Why can users delete files on Samba share when they apparently don't have permission to do so?

Question

I'm trying to wrap my head around file permissions on a Samba share and the following puzzles me why both user1 and user2 can delete each others files even though they don't seem to have the permission to do so. This is what those files look like on the ubuntu machine running the samba server:

-rwxr--r-- 1 user1 private 0 okt 8 00:43 'test file user1.txt'*
-rwxr--r-- 1 user2 private 0 okt 8 00:06 'test file user2.txt'*

In case it somehow matters, both user1 and user2 are members of private. Both users are accessing the share via their respective windows machines, first creating their respective file, then deleting each others files.

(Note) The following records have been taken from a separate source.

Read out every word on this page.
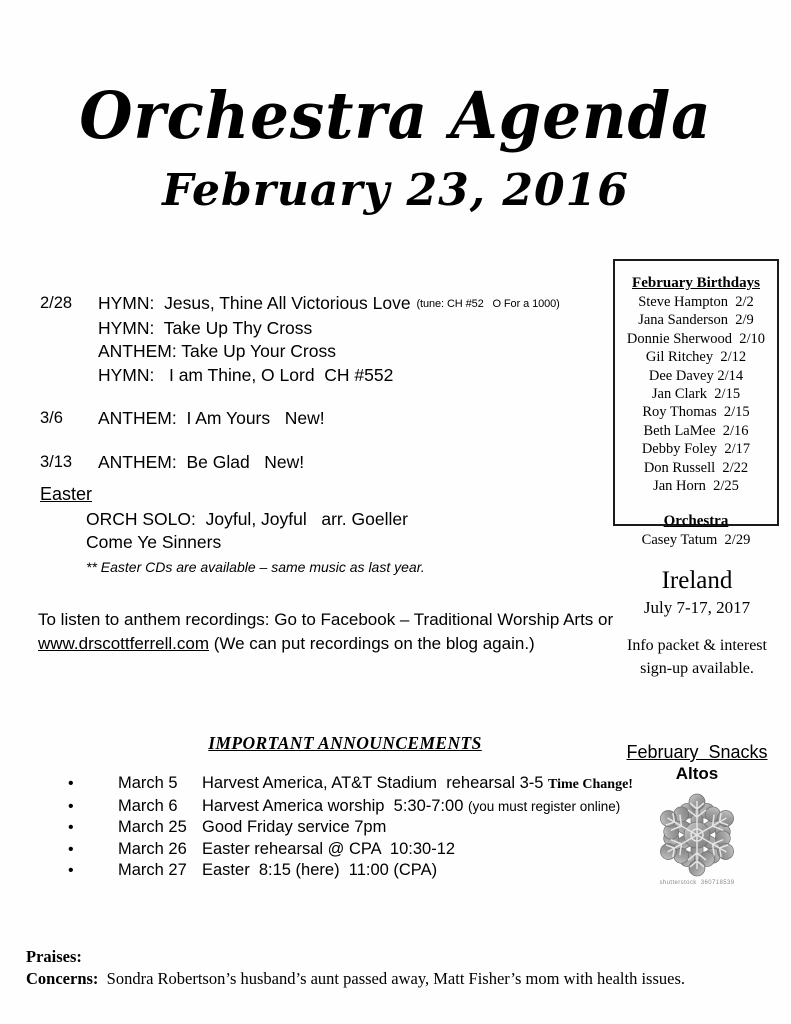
Orchestra Agenda
February 23, 2016
2/28	HYMN:  Jesus, Thine All Victorious Love  (tune: CH #52   O For a 1000)
HYMN:  Take Up Thy Cross
ANTHEM: Take Up Your Cross
HYMN:   I am Thine, O Lord  CH #552
3/6	ANTHEM:  I Am Yours   New!
3/13	ANTHEM:  Be Glad   New!
Easter
ORCH SOLO:  Joyful, Joyful   arr. Goeller
Come Ye Sinners
** Easter CDs are available – same music as last year.
To listen to anthem recordings: Go to Facebook – Traditional Worship Arts or
www.drscottferrell.com (We can put recordings on the blog again.)
February Birthdays
Steve Hampton  2/2
Jana Sanderson  2/9
Donnie Sherwood  2/10
Gil Ritchey  2/12
Dee Davey 2/14
Jan Clark  2/15
Roy Thomas  2/15
Beth LaMee  2/16
Debby Foley  2/17
Don Russell  2/22
Jan Horn  2/25
Orchestra
Casey Tatum  2/29
Ireland
July 7-17, 2017
Info packet & interest
sign-up available.
IMPORTANT ANNOUNCEMENTS
• March 5 Harvest America, AT&T Stadium  rehearsal 3-5 Time Change!
• March 6 Harvest America worship  5:30-7:00 (you must register online)
• March 25 Good Friday service 7pm
• March 26 Easter rehearsal @ CPA  10:30-12
• March 27 Easter  8:15 (here)  11:00 (CPA)
February  Snacks
Altos
shutterstock  360718539
Praises:
Concerns: Sondra Robertson’s husband’s aunt passed away, Matt Fisher’s mom with health issues.
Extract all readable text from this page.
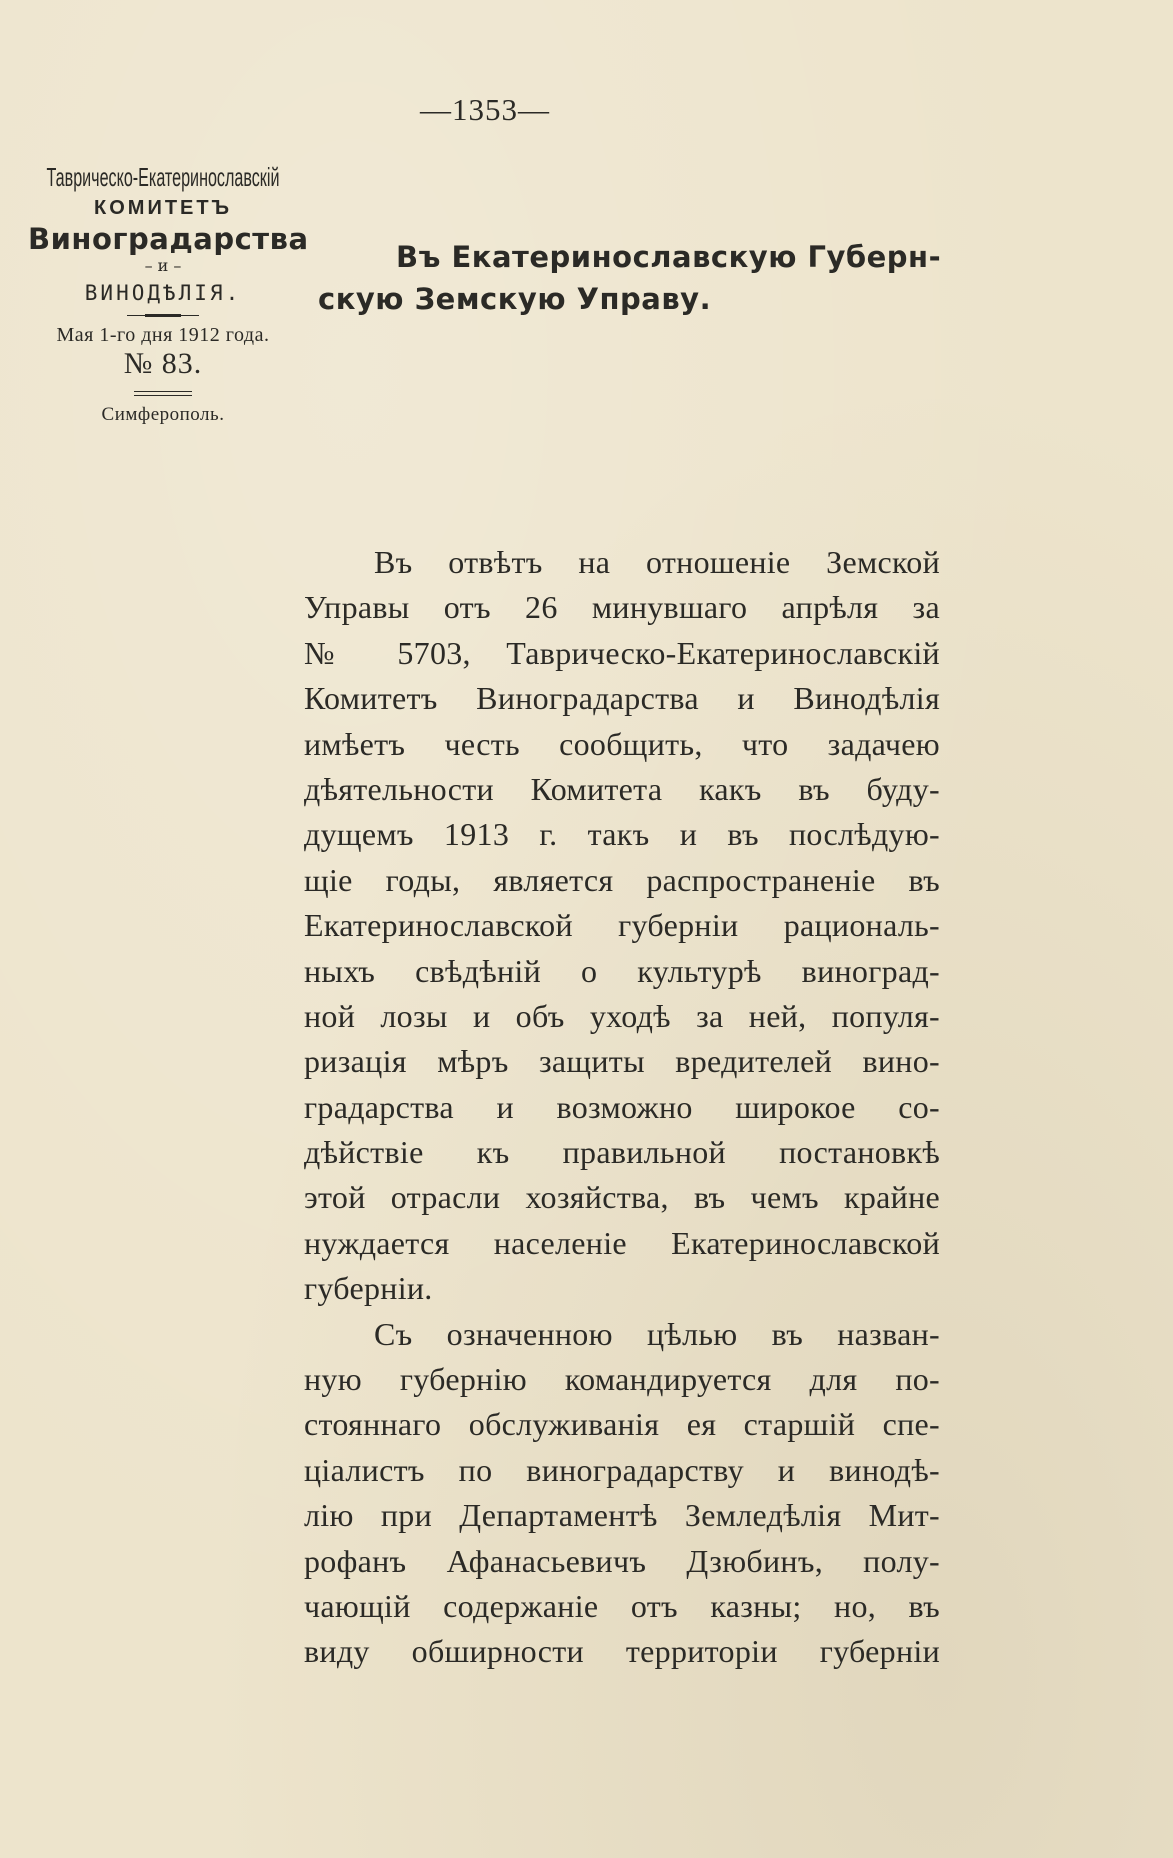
—1353—
Таврическо-Екатеринославскій
КОМИТЕТЪ
Виноградарства
– и –
ВИНОДѢЛІЯ.
Мая 1-го дня 1912 года.
№ 83.
Симферополь.
Въ Екатеринославскую Губерн-
скую Земскую Управу.
Въ отвѣтъ на отношеніе Земской
Управы отъ 26 минувшаго апрѣля за
№ 5703, Таврическо-Екатеринославскій
Комитетъ Виноградарства и Винодѣлія
имѣетъ честь сообщить, что задачею
дѣятельности Комитета какъ въ буду-
дущемъ 1913 г. такъ и въ послѣдую-
щіе годы, является распространеніе въ
Екатеринославской губерніи рациональ-
ныхъ свѣдѣній о культурѣ виноград-
ной лозы и объ уходѣ за ней, популя-
ризація мѣръ защиты вредителей вино-
градарства и возможно широкое со-
дѣйствіе къ правильной постановкѣ
этой отрасли хозяйства, въ чемъ крайне
нуждается населеніе Екатеринославской
губерніи.
Съ означенною цѣлью въ назван-
ную губернію командируется для по-
стояннаго обслуживанія ея старшій спе-
ціалистъ по виноградарству и винодѣ-
лію при Департаментѣ Земледѣлія Мит-
рофанъ Афанасьевичъ Дзюбинъ, полу-
чающій содержаніе отъ казны; но, въ
виду обширности территоріи губерніи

In the smb.conf this share is configured as follows:

 [Together]
   path = /srv/together
   browseable = yes
   read only = no
   writable = yes
   create mask = 0755
   directory mask = 0755
   valid users = @private
   force group = private

My best guess is that the valid users parameter is much more powerful that I thought, basically elevating all members of the group to the status of owner. Is this so?

Edit: (in response to the comments)

The parent directory has the following permissions:

drwxrwx--- 19 root      private   44 okt  8 00:58 together/

So I guess that this is what warrants the deletions. I guess I need to do a crash course in linux file permissions. It would never have occurred to me that deletion is not simply a special kind of edit... So does this mean that if the users had tried to edit the files, they would not have been able even though deletion worked fine?

The hint at the sticky bit t is also helpful. Thanks.

As for extended ACL support: yes it is on (apparently by default) but I can't quite seem to grasp what that means for my "problem" (if we assume for a minute that the parent directory permissions didn't explain things). Would extended ACL have to be on or off to create the kind of behaviour I'm seeing?

Answer 1

Ok, I'll try to sum it up here and give you a quick explanation about how Linux permissions work (without including ACLs) and why they work like that:

First in short to give the answer: to delete a file from inside a directory you need write permissions on the directory and not on the file itself.

Explanation:

A directory is only a special kind of file which contains information about files and their inode numbers (inodes are basically the metadata of a file, e.g. where exactly on the hard drive the data content of the file is stored, permissions on the file etc.), in short it's basically a text file that contains a list of the files inside of it.

E.g. when you use ls you basically read the list from inside the "directory-file" (that is why you need read permissions on a directory to list its contents).

A file only exists (with some exceptions but this is too much for this post) as long as there is some "link"/"list entry" pointing to it, aka it is listed inside some directory. If you delete all listings of a file from every directory it is listed in, the file (and its data) is gone. This is a bit complicated to understand but for now let's just assume a file exists only once.

I hope this makes it clear why you need write permissions on the directory and not the file itself to delete it, because again, a directory is only a "text-file" that contains a list of its contents. If you erase the entry for a file from the "directory-file" it is listed in, you effectively delete the file.

So again, directories are only a special kind of file for which the permissions have slightly different meanings (well not really if you think about it, only for the execute permission):

• read (r or 4) -> list the names of the directory contents (e.g. with ls)
• write (w or 2) -> modify the "directory file", required to delete files inside that directory, also needed to create files inside that directory (if you think about a directory as a text file it makes it easier to understand this concept)
• execute (x or 1) -> change into this directory and read the inodes of the files inside the directory (this is the biggest difference between a directory and a "normal" file). Without it you cannot access any file within this directory and you cannot cd into it, e.g. if you don't have x-permission on the directory /test you cannot access /test/testfile.txt, even if you have read permissions on testfile.txt. Basically the x-flag is the read permission for the inodes inside a directory.

If you're interested in more information on the topic of permissions check out this introduction into Unix file and directory permissions by Professor Pollock, it also goes briefly into ACLs (which is basically kinda how Windows does it, you set permissions for each folder/file per user/group on top of assigning one user and one group): https://wpollock.com/AUnix1/FilePermissions.htm

If you're in the learning process of the Linux permission system I would refrain from using ACLs for now unless you really need more specific permissions.

Oh and btw: write permissions on a file inside that directory give you the permission to modify (write into) that file. In your example, user2 could not write into 'test file user1.txt' even though he can delete it.

Edit: I also wanted to add an explanation about inodes and how they interact with directories etc. but decided this would go to far in this post. If you're interested there are a lot of great sources on the topic out there but it really shouldn't concern you too much if you just need to set up your Samba.